Here the speaker may show the book and state its price, and proceed with the selling. If the sale is made while the audience is leaving, nothing further need be said, and if the sale is the last thing in the meeting it is useless to ask the audience to remain seated during the sale. They get irritated and the meeting breaks up in confusion. See that your salesmen are posted at the exits where they will face the audience as it leaves. At one big meeting in Pittsburg where the sales of a fifty cent book reached over sixty dollars they would have been double but some of the sellers came to the front, and while the audience was clamoring for books which could not be had at the doors, these sellers were following the audience in the rear with armfuls which they had no chance to sell.

If the sale is made before the lecture while the sellers are passing through the audience the speaker should continue speaking of the book so as to sustain interest. There will be no loss of time making change if the right priced books are sold. 10c, 25c, 50c or $1 are right prices. At a public meeting it is a mistake to try to sell a book at an odd price as 15c or 35c or 60c.
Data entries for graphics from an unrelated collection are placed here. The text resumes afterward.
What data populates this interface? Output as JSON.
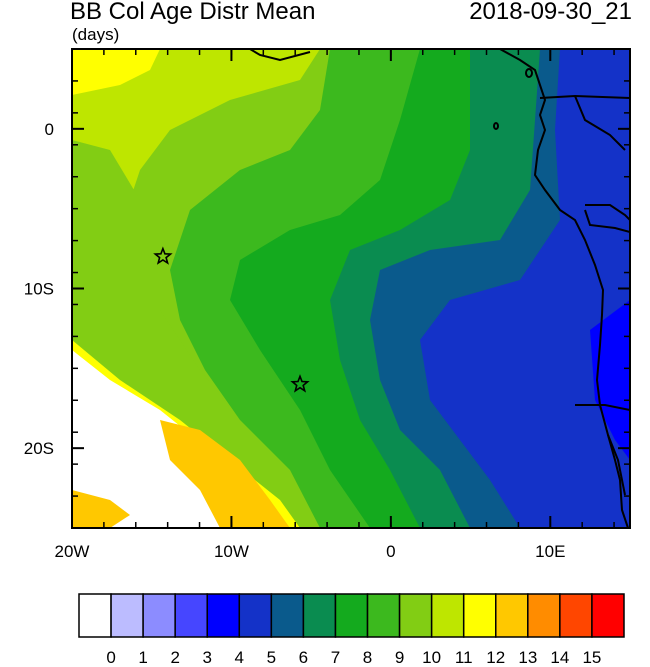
{
  "title": "BB Col Age Distr Mean",
  "units": "(days)",
  "datetime": "2018-09-30_21",
  "map": {
    "lon_range": [
      -20,
      15
    ],
    "lat_range": [
      -25,
      5
    ],
    "x_ticks": [
      {
        "value": -20,
        "label": "20W"
      },
      {
        "value": -10,
        "label": "10W"
      },
      {
        "value": 0,
        "label": "0"
      },
      {
        "value": 10,
        "label": "10E"
      }
    ],
    "y_ticks": [
      {
        "value": 0,
        "label": "0"
      },
      {
        "value": -10,
        "label": "10S"
      },
      {
        "value": -20,
        "label": "20S"
      }
    ],
    "markers": [
      {
        "name": "star-marker",
        "lon": -14.3,
        "lat": -8.0
      },
      {
        "name": "star-marker",
        "lon": -5.7,
        "lat": -16.0
      }
    ]
  },
  "colorbar": {
    "labels": [
      "0",
      "1",
      "2",
      "3",
      "4",
      "5",
      "6",
      "7",
      "8",
      "9",
      "10",
      "11",
      "12",
      "13",
      "14",
      "15"
    ],
    "colors": [
      "#ffffff",
      "#bcbcff",
      "#8c8cff",
      "#4646ff",
      "#0000ff",
      "#1432c8",
      "#0a5a8c",
      "#0a8c50",
      "#14aa1e",
      "#3cb91e",
      "#82cd14",
      "#bee600",
      "#ffff00",
      "#ffc800",
      "#ff8c00",
      "#ff4600",
      "#ff0000"
    ]
  }
}
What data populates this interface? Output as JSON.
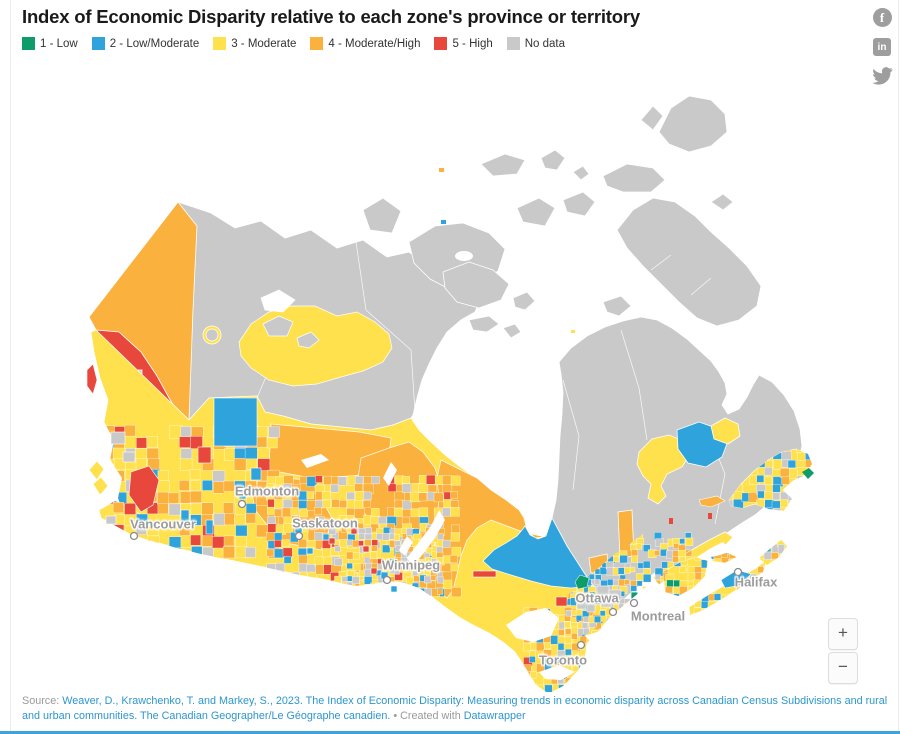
{
  "header": {
    "title": "Index of Economic Disparity relative to each zone's province or territory"
  },
  "legend": {
    "items": [
      {
        "label": "1 - Low",
        "color": "#0e9c6b",
        "key": "low"
      },
      {
        "label": "2 - Low/Moderate",
        "color": "#2fa3dc",
        "key": "low_moderate"
      },
      {
        "label": "3 - Moderate",
        "color": "#ffe14d",
        "key": "moderate"
      },
      {
        "label": "4 - Moderate/High",
        "color": "#fbb13e",
        "key": "moderate_high"
      },
      {
        "label": "5 - High",
        "color": "#e8483c",
        "key": "high"
      },
      {
        "label": "No data",
        "color": "#c9c9c9",
        "key": "no_data"
      }
    ]
  },
  "share": {
    "facebook_glyph": "f",
    "linkedin_glyph": "in",
    "icons": [
      "facebook-icon",
      "linkedin-icon",
      "twitter-icon"
    ]
  },
  "controls": {
    "zoom_in": "+",
    "zoom_out": "−"
  },
  "map": {
    "palette": {
      "low": "#0e9c6b",
      "low_moderate": "#2fa3dc",
      "moderate": "#ffe14d",
      "moderate_high": "#fbb13e",
      "high": "#e8483c",
      "no_data": "#c9c9c9"
    },
    "colors": {
      "accent_link": "#2d96cc",
      "city_label": "#9b9b9b",
      "icon_gray": "#9e9e9e",
      "bottom_bar": "#3fa3da"
    },
    "cities": [
      {
        "name": "Vancouver"
      },
      {
        "name": "Edmonton"
      },
      {
        "name": "Saskatoon"
      },
      {
        "name": "Winnipeg"
      },
      {
        "name": "Toronto"
      },
      {
        "name": "Ottawa"
      },
      {
        "name": "Montreal"
      },
      {
        "name": "Halifax"
      }
    ],
    "regions": [
      {
        "region": "Yukon",
        "category": "4 - Moderate/High"
      },
      {
        "region": "Southwest Yukon / Northern BC coast",
        "category": "5 - High"
      },
      {
        "region": "Northwest Territories",
        "category": "No data"
      },
      {
        "region": "Great Slave Lake area (NWT)",
        "category": "3 - Moderate"
      },
      {
        "region": "Nunavut",
        "category": "No data"
      },
      {
        "region": "Northeast BC",
        "category": "2 - Low/Moderate"
      },
      {
        "region": "BC Interior (Cariboo)",
        "category": "5 - High"
      },
      {
        "region": "Alberta / Saskatchewan north",
        "category": "4 - Moderate/High"
      },
      {
        "region": "Southern prairies",
        "category": "mixed 3/4 with scattered 1,2,5 and No data"
      },
      {
        "region": "Northern Manitoba / Northern Ontario",
        "category": "4 - Moderate/High"
      },
      {
        "region": "Northeastern Ontario / Baie-James Quebec",
        "category": "2 - Low/Moderate"
      },
      {
        "region": "Central Quebec (Caniapiscau)",
        "category": "3 - Moderate"
      },
      {
        "region": "Labrador West",
        "category": "2 - Low/Moderate"
      },
      {
        "region": "Northern Quebec (Nunavik)",
        "category": "No data"
      },
      {
        "region": "St. Lawrence valley",
        "category": "mixed 2/3/4"
      },
      {
        "region": "Maritimes",
        "category": "mixed 3/4 with 2"
      },
      {
        "region": "Newfoundland",
        "category": "mixed 2/3/4 and No data"
      }
    ]
  },
  "footer": {
    "source_prefix": "Source:",
    "source_link": "Weaver, D., Krawchenko, T. and Markey, S., 2023. The Index of Economic Disparity: Measuring trends in economic disparity across Canadian Census Subdivisions and rural and urban communities. The Canadian Geographer/Le Géographe canadien.",
    "separator": "•",
    "created_with": "Created with",
    "created_link": "Datawrapper"
  }
}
The demand dies and the audience gets impatient while the sellers are trying to make change.

The speaker who endeavors to make a success of book-selling at his meetings will find his labors doubled. The larger his sales the greater his labors. On my last western trip I sold on an average half a trunk full of books at each meeting and I had no spare moment from the work of ordering by telegram and rushing around to express offices and getting the books to the meetings. But the rewards are great. My trips are always a financial success and the books I leave scattered on my trail do far more good than the lectures I delivered.

CHAPTER XXII
CONCLUSION

In concluding this series I will group several items of importance which did not suggest themselves under any previous head.

Gestures should be carefully watched, especially at the beginning, when future habits are in the process of formation. They should not be affected or mechanical like those of the child reciting something of which it does not understand the sense.